Ultimately, she's fired, replaced by a series of blondes and relegated to a stage show in Las Vegas.

"I wanted to be Farrah [Fawcett], not Liberace," she wails in one of the funniest lines -- intentionally or not -- in the script by Elisa Bell.

DeWitt, a Wheeling, W.Va., native, said she decided to get involved in the film because it was going to be made with or without her participation.

"Because no one involved with it was involved with ['Three's Company'], it was very inaccurate in some ways," DeWitt said in a teleconference last month. "The love we had for each other was missing."

She came on board to try to correct some of those inaccuracies, although she admits the movie is by no means a documentary. She remains heartbroken that actor Richard Kline (wild and crazy neighbor Larry Dallas) is not a character in the film.

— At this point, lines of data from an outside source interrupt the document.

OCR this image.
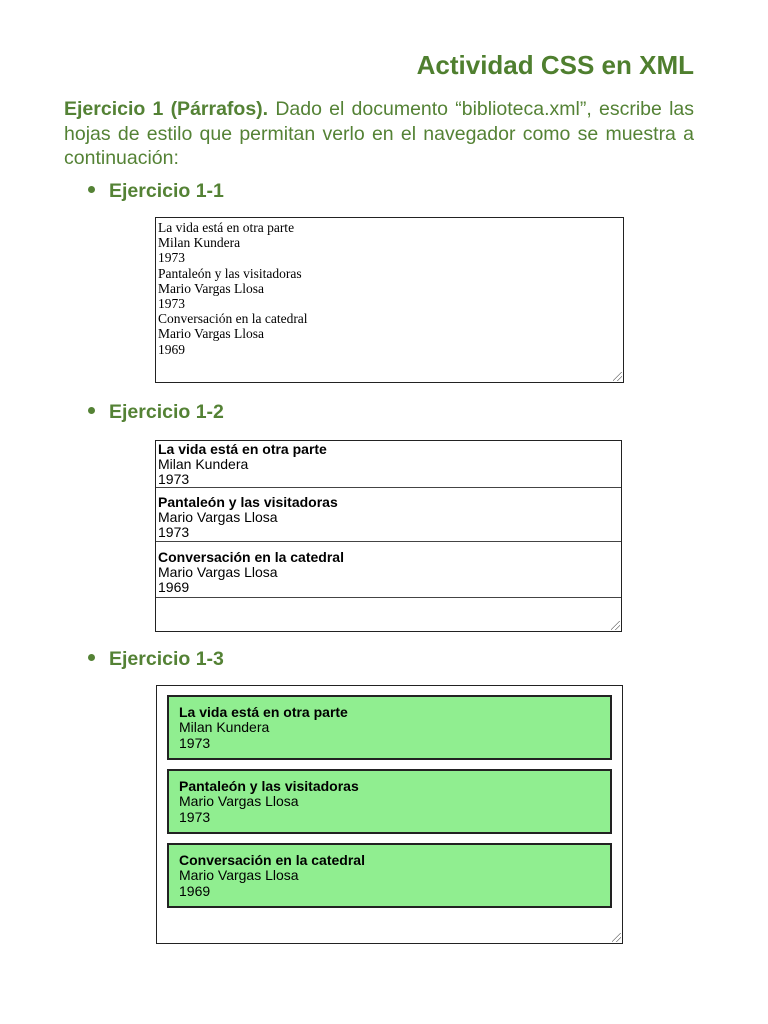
Actividad CSS en XML

Ejercicio 1 (Párrafos). Dado el documento “biblioteca.xml”, escribe las hojas de estilo que permitan verlo en el navegador como se muestra a continuación:

Ejercicio 1-1
La vida está en otra parte
Milan Kundera
1973
Pantaleón y las visitadoras
Mario Vargas Llosa
1973
Conversación en la catedral
Mario Vargas Llosa
1969
Ejercicio 1-2
La vida está en otra parte
Milan Kundera
1973
Pantaleón y las visitadoras
Mario Vargas Llosa
1973
Conversación en la catedral
Mario Vargas Llosa
1969
Ejercicio 1-3
La vida está en otra parte
Milan Kundera
1973
Pantaleón y las visitadoras
Mario Vargas Llosa
1973
Conversación en la catedral
Mario Vargas Llosa
1969
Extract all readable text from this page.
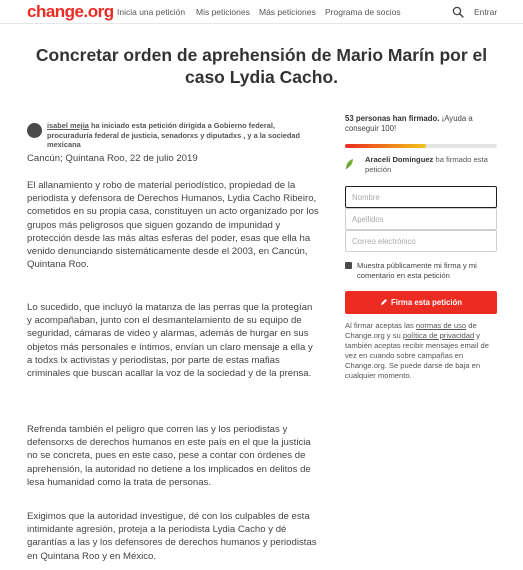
change.org Inicia una petición Mis peticiones Más peticiones Programa de socios	Entrar
Concretar orden de aprehensión de Mario Marín por el caso Lydia Cacho.
isabel mejia ha iniciado esta petición dirigida a Gobierno federal, procuraduría federal de justicia, senadorxs y diputadxs , y a la sociedad mexicana

Cancún; Quintana Roo, 22 de julio 2019

El allanamiento y robo de material periodístico, propiedad de la periodista y defensora de Derechos Humanos, Lydia Cacho Ribeiro, cometidos en su propia casa, constituyen un acto organizado por los grupos más peligrosos que siguen gozando de impunidad y protección desde las más altas esferas del poder, esas que ella ha venido denunciando sistemáticamente desde el 2003, en Cancún, Quintana Roo.

Lo sucedido, que incluyó la matanza de las perras que la protegían y acompañaban, junto con el desmantelamiento de su equipo de seguridad, cámaras de video y alarmas, además de hurgar en sus objetos más personales e íntimos, envían un claro mensaje a ella y a todxs lx activistas y periodistas, por parte de estas mafias criminales que buscan acallar la voz de la sociedad y de la prensa.

Refrenda también el peligro que corren las y los periodistas y defensorxs de derechos humanos en este país en el que la justicia no se concreta, pues en este caso, pese a contar con órdenes de aprehensión, la autoridad no detiene a los implicados en delitos de lesa humanidad como la trata de personas.

Exigimos que la autoridad investigue, dé con los culpables de esta intimidante agresión, proteja a la periodista Lydia Cacho y dé garantías a las y los defensores de derechos humanos y periodistas en Quintana Roo y en México.

53 personas han firmado. ¡Ayuda a conseguir 100!

Araceli Domínguez ha firmado esta petición

Nombre
Apellidos
Correo electrónico
Muestra públicamente mi firma y mi comentario en esta petición
Firma esta petición

Al firmar aceptas las normas de uso de Change.org y su política de privacidad y también aceptas recibir mensajes email de vez en cuando sobre campañas en Change.org. Se puede darse de baja en cualquier momento.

DeWitt said she's exchanged notes with Somers about the film. She's always stayed closer to Ritter, who she said has seen the final film and is happy with it.

He should be happy with Bret Anthony, who plays Ritter. Anthony captures Ritter's physicality and timing better than any of the other unknown actors playing the "Three's Company" stars.

"Behind the Camera" acknowledges Hollywood sexism of the era in one telling line. When Hamel suggests Somers be paid $150,000 per episode, the show's producer says that would force them to pay DeWitt the same and Ritter $200,000. The film also acknowledges the notoriously bad acting of Jennilee Harrison (Elizabeth Crawford), the first Chrissy replacement before Priscilla Barnes (Anne Ross) arrived.

Proving all TV is cyclical, in the mid-1970s ABC president Fred Silverman (an abrasive Brian Dennehy) snarls, "Wanna end the Vietnam War? Put it on ABC, it'll be canceled in 13 weeks!"

As this "Three's Company" movie airs in 2003 on NBC, ABC finds itself in similarly dire ratings straits.